To do this, we’re going to use the same conversion we’ve used for the distortion map. Multiplying by 2 and subtracting 1. That way, we can extract the normal vectors from the normal map like so:

float4 normalMapColor = tex2D(normalMapSampler, distortedTexCoords);
float3 normal = float3(normalMapColor.r * 2.0 - 1.0, normalMapColor.b, normalMapColor.g * 2.0 - 1.0);
normal = normalize(normal);

Now, utilizing these extracted normal vectors, we proceed to calculate the lighting effects.

The lighting technique we are going to use is the Blinn–Phong reflection model, to learn more about it click here. The uniforms involved here are: KSpecular, Shininess, LightPosition and LightColor.
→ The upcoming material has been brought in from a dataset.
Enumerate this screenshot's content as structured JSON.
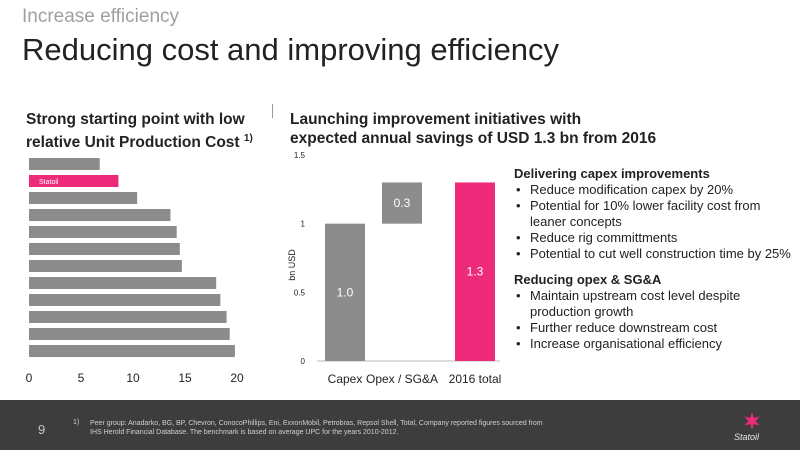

First, we obtain the light direction and the half vector by normalizing the vectors representing the light position, and the sum of the light and view directions, respectively:

float3 lightDirection = normalize(LightPosition - input.WorldPosition.xyz);
float3 halfVector = normalize(lightDirection + viewDirection);

With these vectors, we compute the dot products NdotL and NdotH, which represent the angle between the normal and the light direction, and between the normal and the half vector, respectively:

float NdotL = saturate(dot(normal, lightDirection));
float NdotH = saturate(dot(normal, halfVector));

Using these dot products, we calculate the specular lighting contribution by applying the Phong reflection model equation:

float3 specularLight = sign(NdotL) * KSpecular * LightColor * pow(NdotH, Shininess);

Finally, we combine the specular lighting with the previously calculated reflection and refraction colors to determine the final color output:

// Final calculation
float4 finalColor = lerp(reflectionColor, refractionColor, refractiveFactor) + 
float4(specularLight, 0.0);

And that’s it. We have completely made our water shader successfully! You can tweak it in any way you want the parameters. I did it like this:

private void DrawWater(Matrix world, Matrix view, Matrix projection, 
Matrix reflectionView, GameTime gameTime)
{
    _waterShader.CurrentTechnique = _waterShader.Techniques["Water"];

    _waterShader.Parameters["World"].SetValue(world);
    _waterShader.Parameters["WorldViewProjection"].SetValue(world * view * projection);
    _waterShader.Parameters["ReflectionView"].SetValue(reflectionView);
    _waterShader.Parameters["Projection"].SetValue(projection);
            
    _waterShader.Parameters["ReflectionTexture"].SetValue(_reflectionRenderTarget);
    _waterShader.Parameters["RefractionTexture"].SetValue(_refractionRenderTarget);
    _waterShader.Parameters["DistortionMap"].SetValue(_distortionMap);
    _waterShader.Parameters["NormalMap"].SetValue(_normalMap);
    _waterShader.Parameters["Tiling"].SetValue(Vector2.One * 20f);
            
    _waterShader.Parameters["MoveFactor"].SetValue(WaveSpeed * 
    (float)gameTime.TotalGameTime.TotalSeconds);
    _waterShader.Parameters["WaveStrength"].SetValue(0.01f);
            
    _waterShader.Parameters["CameraPosition"].SetValue(_freeCamera.Position);
    _waterShader.Parameters["LightPosition"].SetValue(_lightPosition);
    _waterShader.Parameters["LightColor"].SetValue(Color.White.ToVector3());
    _waterShader.Parameters["Shininess"].SetValue(25f);
    _waterShader.Parameters["KSpecular"].SetValue(0.3f);
            
    _quad.Draw(_waterShader);
}

And in my case, it looks something like this:

A Cube, A Teapot, and A Torus on the Water.

I do hope this article has helped you to both understand, and implement this effect in your Monogame graphical application.